In the short period Mallam spent at the ministry, claimed by the media to be controlled by a cartel of untouchable politicians and businessmen with close contacts to the 20-year Rawlings rule and the dark side of town, officials of the Ghana Football Association shivered. Some of them had been found guilty of corruption but left unpunished by the Rawlings government. So Mallam’s lawyer, Ambrose Derry, maintains his client is “a victim of his fight against corruption.” But his defense in court showed a lot of obvious inconsistencies and fairy tales.

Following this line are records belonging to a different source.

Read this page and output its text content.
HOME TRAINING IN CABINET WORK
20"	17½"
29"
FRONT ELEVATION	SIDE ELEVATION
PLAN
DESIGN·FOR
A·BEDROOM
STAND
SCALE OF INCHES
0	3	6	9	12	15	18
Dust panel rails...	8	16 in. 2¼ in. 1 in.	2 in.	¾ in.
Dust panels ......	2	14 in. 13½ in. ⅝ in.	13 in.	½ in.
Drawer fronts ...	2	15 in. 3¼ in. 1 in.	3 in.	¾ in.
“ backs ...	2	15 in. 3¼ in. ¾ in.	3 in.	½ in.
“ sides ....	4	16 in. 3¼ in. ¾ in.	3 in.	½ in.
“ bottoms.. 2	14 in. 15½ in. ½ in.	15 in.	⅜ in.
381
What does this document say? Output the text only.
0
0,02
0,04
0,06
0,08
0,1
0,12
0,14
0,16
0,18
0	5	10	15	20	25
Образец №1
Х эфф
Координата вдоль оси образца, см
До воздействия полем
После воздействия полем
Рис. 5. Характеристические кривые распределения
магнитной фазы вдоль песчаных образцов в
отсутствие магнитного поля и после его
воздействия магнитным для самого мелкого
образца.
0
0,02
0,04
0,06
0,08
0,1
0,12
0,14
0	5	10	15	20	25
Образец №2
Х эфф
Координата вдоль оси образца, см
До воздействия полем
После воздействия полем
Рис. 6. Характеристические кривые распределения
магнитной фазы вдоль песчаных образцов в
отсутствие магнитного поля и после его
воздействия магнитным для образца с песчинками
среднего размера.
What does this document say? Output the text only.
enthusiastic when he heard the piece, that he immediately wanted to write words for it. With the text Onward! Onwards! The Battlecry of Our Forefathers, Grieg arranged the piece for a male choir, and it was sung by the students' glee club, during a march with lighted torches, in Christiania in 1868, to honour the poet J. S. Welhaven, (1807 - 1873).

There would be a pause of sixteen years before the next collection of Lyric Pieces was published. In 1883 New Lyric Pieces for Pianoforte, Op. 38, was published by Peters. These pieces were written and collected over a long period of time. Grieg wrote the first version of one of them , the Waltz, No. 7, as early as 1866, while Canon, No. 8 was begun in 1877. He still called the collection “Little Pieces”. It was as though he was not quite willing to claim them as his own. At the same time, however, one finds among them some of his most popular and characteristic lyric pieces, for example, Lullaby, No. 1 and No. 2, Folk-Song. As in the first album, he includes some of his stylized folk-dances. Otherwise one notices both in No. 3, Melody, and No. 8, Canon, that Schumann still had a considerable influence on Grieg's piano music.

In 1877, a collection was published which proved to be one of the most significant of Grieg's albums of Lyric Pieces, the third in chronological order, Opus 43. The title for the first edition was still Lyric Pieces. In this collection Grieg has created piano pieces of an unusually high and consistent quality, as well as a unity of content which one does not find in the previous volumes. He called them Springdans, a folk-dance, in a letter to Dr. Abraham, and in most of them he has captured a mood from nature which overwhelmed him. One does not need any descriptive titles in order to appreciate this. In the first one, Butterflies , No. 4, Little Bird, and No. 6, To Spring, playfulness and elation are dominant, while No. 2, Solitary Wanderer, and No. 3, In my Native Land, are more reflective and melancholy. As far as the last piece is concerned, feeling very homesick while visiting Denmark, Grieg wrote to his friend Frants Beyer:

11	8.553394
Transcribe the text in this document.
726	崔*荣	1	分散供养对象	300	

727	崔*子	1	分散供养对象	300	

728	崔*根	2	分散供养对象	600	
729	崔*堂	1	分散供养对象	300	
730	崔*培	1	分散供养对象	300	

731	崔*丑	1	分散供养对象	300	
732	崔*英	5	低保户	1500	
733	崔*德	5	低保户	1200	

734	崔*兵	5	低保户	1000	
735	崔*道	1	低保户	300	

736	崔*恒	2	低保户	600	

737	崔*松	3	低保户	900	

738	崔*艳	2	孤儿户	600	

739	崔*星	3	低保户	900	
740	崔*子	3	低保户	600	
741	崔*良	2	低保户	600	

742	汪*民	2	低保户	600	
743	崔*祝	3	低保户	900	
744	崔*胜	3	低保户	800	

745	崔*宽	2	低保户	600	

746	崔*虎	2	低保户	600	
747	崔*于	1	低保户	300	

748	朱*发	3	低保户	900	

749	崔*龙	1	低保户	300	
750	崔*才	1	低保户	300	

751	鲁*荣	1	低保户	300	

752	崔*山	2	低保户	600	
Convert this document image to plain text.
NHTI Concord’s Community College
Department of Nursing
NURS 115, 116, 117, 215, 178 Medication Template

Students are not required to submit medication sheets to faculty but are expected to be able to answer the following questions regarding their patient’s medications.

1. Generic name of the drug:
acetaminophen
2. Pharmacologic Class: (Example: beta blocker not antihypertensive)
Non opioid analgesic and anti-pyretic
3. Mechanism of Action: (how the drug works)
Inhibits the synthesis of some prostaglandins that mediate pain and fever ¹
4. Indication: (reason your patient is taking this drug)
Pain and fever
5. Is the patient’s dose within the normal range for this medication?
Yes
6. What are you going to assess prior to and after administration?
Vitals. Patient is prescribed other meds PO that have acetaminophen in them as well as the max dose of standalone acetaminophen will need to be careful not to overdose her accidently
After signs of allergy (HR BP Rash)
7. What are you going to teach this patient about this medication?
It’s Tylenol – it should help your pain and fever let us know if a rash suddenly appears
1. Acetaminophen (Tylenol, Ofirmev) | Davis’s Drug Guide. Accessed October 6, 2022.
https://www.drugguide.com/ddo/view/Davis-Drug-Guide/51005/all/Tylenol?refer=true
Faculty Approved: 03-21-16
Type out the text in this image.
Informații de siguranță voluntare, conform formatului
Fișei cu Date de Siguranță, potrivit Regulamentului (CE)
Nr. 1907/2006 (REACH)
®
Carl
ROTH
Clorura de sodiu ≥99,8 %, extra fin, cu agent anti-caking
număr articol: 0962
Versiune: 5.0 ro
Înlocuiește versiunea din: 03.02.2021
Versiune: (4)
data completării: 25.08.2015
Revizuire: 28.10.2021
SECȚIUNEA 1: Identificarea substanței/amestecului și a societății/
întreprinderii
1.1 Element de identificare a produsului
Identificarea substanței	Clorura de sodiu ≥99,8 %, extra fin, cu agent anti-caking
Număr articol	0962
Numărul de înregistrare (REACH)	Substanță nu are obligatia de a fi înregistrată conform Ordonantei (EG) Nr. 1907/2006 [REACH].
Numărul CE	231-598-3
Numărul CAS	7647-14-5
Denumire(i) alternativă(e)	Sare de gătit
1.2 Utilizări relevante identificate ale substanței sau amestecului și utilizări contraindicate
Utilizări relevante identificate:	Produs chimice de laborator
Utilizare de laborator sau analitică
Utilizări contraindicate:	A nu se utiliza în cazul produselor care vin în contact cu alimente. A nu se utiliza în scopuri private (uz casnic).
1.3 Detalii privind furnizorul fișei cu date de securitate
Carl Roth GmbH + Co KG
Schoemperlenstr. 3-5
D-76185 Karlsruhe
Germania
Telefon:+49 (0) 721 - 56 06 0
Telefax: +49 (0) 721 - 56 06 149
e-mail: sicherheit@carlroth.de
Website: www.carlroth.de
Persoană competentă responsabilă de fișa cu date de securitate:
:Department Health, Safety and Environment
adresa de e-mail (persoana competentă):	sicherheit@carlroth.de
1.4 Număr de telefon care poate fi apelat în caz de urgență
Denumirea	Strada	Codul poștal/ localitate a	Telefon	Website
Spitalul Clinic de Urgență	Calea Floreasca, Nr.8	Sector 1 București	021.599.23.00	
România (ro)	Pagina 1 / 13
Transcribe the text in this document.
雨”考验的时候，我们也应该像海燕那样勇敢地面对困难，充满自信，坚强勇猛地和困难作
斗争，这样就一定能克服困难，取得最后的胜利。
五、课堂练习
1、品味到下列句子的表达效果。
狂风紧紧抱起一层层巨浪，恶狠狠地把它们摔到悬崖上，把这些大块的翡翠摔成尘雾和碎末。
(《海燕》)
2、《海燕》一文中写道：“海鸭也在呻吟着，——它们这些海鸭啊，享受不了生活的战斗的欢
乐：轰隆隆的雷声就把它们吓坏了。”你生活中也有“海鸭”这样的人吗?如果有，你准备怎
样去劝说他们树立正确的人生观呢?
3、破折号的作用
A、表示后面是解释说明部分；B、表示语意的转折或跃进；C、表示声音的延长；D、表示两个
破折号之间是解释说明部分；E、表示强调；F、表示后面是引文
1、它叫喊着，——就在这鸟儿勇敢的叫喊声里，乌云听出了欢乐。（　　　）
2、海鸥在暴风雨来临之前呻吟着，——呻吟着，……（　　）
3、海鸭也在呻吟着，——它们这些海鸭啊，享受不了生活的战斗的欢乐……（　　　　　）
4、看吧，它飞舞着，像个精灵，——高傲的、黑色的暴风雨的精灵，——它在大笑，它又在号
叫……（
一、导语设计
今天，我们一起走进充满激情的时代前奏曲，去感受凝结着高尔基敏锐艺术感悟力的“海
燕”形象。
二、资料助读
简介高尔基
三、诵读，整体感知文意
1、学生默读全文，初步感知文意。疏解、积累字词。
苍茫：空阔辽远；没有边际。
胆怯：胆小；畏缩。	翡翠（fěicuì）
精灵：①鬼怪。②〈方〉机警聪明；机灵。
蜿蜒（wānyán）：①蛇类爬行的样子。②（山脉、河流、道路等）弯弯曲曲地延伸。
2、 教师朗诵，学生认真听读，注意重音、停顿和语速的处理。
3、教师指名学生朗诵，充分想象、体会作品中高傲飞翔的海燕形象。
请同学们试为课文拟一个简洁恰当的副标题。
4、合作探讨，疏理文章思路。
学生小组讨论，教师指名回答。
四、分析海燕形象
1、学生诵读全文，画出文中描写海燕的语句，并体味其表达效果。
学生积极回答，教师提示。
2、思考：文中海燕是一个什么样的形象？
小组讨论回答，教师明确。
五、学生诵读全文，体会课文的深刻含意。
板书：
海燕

The opposition NDC has asked President Kufuor “to exercise his prerogative of mercy to pardon the former minister.” The People’s National Convention, from which Mallam was plucked into Kufuor’s “all-inclusive government,” maintains the sentence is harsh. But many columnists, led by Kwabena Yeboah of Africa Sports, Sola Akinle of the Independent, and Kwaku Nsiah of the Ghanaian Chronicle, say the sentence is deserved.

Justice Ansah, who tried Mallam, says he gave the sentence to “deter others from plundering the state if all are to benefit.” As the debate goes on, it appears the words that are haunting people most are those from Public Agenda: “If Mallam is guilty, he should go. If not, his imprisonment threatens all of us.”

Currently under way at the same Fast Track Court are two trials involving some former Rawlings ministers. In one case, Victor Selormey, former deputy finance minister, is standing trial for allegedly duping Ghana of $1.2 million meant for the computerization of Ghanaian courts. In the other case, five former officials of the past government are being tried for the alleged theft of more than $22 million.

In a country like Ghana, declared a Heavily Indebted Poor Country by the International Monetary Fund, with more than half the population living below the poverty line; with most people in rural communities not having access to safe drinking water; with some going to bed hungry; and with sporadic strikes by hospital staff and educational workers demanding a minimum wage of less than a dollar for eight hours of work, the question of how to deal with corruption has always been an emotional one.

When Rawlings launched his first coup d’état in 1979, he executed three former heads of state and five military generals for corruption. One of them, Roger Felli, was executed because the junta men said he had used his position in the army to access a bank loan of 50,000 cedis (about $25,000 at the time). He had started repaying the loan. But he was executed. Public Agenda’s admonition predates itself.